Several statistics under the coefficients.

modelsummary(models, gof_omit = ".*",
             statistic = c("conf.int",
                           "s.e. = {std.error}", 
                           "t = {statistic}",
                           "p = {p.value}"))

CI after coef in the same row

modelsummary(models, gof_omit = ".*",
             estimate = "{estimate} [{conf.low}, {conf.high}]",
             statistic = NULL)

The simplest way to summarize an unsupported model is to create a modelsummary_list object.

A modelsummary_list is a list with two element that conform to the broom package specification:

tidy and

tidy is a data.frame with at least three columns: term, estimate, and std.error.
glance.

glance is a data.frame with only a single row, and where each column will be displayed at the bottom of the table in the goodness-of-fit section.

ti <- data.frame(
  term = c("coef1", "coef2", "coef3"),
  estimate = 1:3,
  std.error = c(pi, exp(1), sqrt(2)))

gl <- data.frame(
  stat1 = "blah",
  stat2 = "blah blah")

mod <- list(
  tidy = ti,
  glance = gl)
class(mod) <- "modelsummary_list"

modelsummary(mod)

Reference: https://modelsummary.com/vignettes/modelsummary_extension.html

9.1.6 Dummy variable

model.matrix creates a design (or model) matrix, e.g., by expanding factors to a set of dummy variables (depending on the contrasts) and expanding interactions similarly.

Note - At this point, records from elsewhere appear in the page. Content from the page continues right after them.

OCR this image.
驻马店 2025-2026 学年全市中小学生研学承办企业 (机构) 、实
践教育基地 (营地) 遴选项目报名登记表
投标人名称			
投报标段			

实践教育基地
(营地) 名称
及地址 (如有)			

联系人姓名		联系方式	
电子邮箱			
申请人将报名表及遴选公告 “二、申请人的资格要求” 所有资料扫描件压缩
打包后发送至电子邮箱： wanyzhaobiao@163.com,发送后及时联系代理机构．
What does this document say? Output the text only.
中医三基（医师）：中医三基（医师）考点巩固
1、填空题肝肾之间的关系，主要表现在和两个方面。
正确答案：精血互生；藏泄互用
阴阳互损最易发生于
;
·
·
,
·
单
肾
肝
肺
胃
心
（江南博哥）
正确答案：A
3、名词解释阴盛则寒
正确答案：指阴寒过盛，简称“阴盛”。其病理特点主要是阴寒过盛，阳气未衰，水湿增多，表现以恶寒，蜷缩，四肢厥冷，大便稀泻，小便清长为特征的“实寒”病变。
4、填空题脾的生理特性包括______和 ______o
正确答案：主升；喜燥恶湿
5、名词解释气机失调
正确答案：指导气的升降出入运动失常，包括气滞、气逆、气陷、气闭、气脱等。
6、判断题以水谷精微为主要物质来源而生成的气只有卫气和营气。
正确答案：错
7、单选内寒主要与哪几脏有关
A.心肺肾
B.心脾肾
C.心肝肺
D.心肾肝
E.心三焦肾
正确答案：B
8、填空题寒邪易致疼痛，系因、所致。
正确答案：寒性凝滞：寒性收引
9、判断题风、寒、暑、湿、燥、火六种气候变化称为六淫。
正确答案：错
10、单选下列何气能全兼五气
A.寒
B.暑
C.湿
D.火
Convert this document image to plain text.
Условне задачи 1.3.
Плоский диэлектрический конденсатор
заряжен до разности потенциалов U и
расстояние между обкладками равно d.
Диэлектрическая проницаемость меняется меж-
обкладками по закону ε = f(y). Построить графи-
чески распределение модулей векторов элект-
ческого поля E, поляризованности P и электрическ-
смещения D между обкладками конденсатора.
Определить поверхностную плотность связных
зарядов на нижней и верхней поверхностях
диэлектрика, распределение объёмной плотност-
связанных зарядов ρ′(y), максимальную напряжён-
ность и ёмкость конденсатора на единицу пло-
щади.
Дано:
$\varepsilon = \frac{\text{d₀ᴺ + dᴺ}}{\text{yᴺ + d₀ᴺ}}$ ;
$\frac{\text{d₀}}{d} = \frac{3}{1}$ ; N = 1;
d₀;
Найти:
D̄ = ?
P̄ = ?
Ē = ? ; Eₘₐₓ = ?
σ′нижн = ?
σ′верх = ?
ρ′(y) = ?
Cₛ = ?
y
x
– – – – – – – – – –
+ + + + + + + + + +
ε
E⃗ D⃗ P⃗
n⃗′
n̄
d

model.matrix(object, data = environment(object), contrasts.arg = NULL, xlev = NULL, ...)

object an object of an appropriate class. For the default method, a model formula or a termsobject.
contrasts.arg a list, whose entries are values (numeric matrices, functions or character strings naming functions) to be used as replacement values for the contrasts replacement function and whose names are the names of columns of data containing factors.

# expand our data frame so that every factor level of `x1` is represented in a dummy column
model.matrix( ~ x1 - 1, data) 

# merge these dummies to our original data frame
data_dummy <- data.frame(data[ , ! colnames(data) %in% "x1"],       # Create dummy data
                         model.matrix( ~ x1 - 1, data))
data_dummy

9.1.7 Prediction

predict.glm(object, newdata, type = "link") predict method for generalized linear models, e.g., logistic regression models can be fitted by glm.

type = "link" | "response" specify the scale on which predictions are returned. The default is "link", i.e., the scale of the linear predictors.
- For models with a logit link function, this is the log-odds scale.
  
  For a logistic regression model, \[ P(y=1|X) = F(X\beta) = \frac{1}{1+e^{-X\beta}}, \] when type = "link", the predictions are \(X\beta\) (log-odds);
- If "response" is specified, the predictions are returned on the scale of the response variable, e.g., probabilities for a logit model.
  
  When type = "response", the predictions are \(F(X\beta)\), i.e., probabilities.